Software Energy Efficiency MCP Server

The MCP (Model Context Protocol) Server enables developers to write energy-efficient code, minimizing software’s environmental and operational costs. Its research dataset currently supports Java but is architected to support additional languages by expanding the dataset. It integrates with AI agents like GitHub Copilot to suggest sustainable optimizations.

The server enhances LLM-based code optimization by delivering customized, high-quality energy-efficiency research data to an AI agent. This agent incorporates the data into LLM prompts, prioritizing effective code optimization for reduced energy consumption. Using semantic search, the server analyzes energy efficiency observations, providing research-backed suggestions (e.g., from energy optimization studies; see Acknowledgments).

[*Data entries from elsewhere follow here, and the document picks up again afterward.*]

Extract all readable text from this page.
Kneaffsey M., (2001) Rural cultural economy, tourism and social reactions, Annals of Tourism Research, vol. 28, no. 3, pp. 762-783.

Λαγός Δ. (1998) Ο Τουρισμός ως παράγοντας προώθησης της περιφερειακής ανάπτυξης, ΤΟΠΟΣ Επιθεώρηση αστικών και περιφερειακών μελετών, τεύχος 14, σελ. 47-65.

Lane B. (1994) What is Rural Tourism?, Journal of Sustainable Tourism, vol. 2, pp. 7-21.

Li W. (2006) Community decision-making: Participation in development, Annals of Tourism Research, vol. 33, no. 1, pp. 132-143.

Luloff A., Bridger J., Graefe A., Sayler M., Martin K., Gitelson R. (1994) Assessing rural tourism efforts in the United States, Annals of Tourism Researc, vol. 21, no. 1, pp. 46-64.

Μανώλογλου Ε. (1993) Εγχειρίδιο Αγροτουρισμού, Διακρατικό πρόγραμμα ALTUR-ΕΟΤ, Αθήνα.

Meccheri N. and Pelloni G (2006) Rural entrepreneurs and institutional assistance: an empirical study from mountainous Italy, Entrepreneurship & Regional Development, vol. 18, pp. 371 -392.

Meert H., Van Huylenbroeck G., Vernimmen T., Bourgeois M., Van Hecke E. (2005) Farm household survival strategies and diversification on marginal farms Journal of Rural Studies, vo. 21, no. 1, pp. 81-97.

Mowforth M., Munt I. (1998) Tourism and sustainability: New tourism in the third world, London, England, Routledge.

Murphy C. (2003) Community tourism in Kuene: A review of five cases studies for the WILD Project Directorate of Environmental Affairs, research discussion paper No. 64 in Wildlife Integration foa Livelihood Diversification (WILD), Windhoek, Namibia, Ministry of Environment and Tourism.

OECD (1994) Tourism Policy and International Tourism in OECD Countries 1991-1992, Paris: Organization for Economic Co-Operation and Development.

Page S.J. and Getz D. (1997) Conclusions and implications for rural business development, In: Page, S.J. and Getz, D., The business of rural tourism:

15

Written in Python with FastMCP 2.x, it supports local or remote operation and scalable data storage (JSON or cloud-hosted Qdrant). Configurable authentication and Docker-based deployment ensure secure, flexible operation.

White Paper Supplement

This software project supplements the white paper "Energy-Efficiency Tactics in Software Architecture and Implementation" (author: Max Meinhardt), which is a software energy-efficiency tactic reference guide for software architecture and implementation of cloud and non-cloud Web and IoT software applications.

Features

  • Supports any computer language. Current available data sets: Java.
  • Semantic search for relevant energy efficiency suggestions based on code snippets.
  • Conditional storage: JSON for simple setups and small energy efficiency datasets, Qdrant with scalable vector search for large data sets.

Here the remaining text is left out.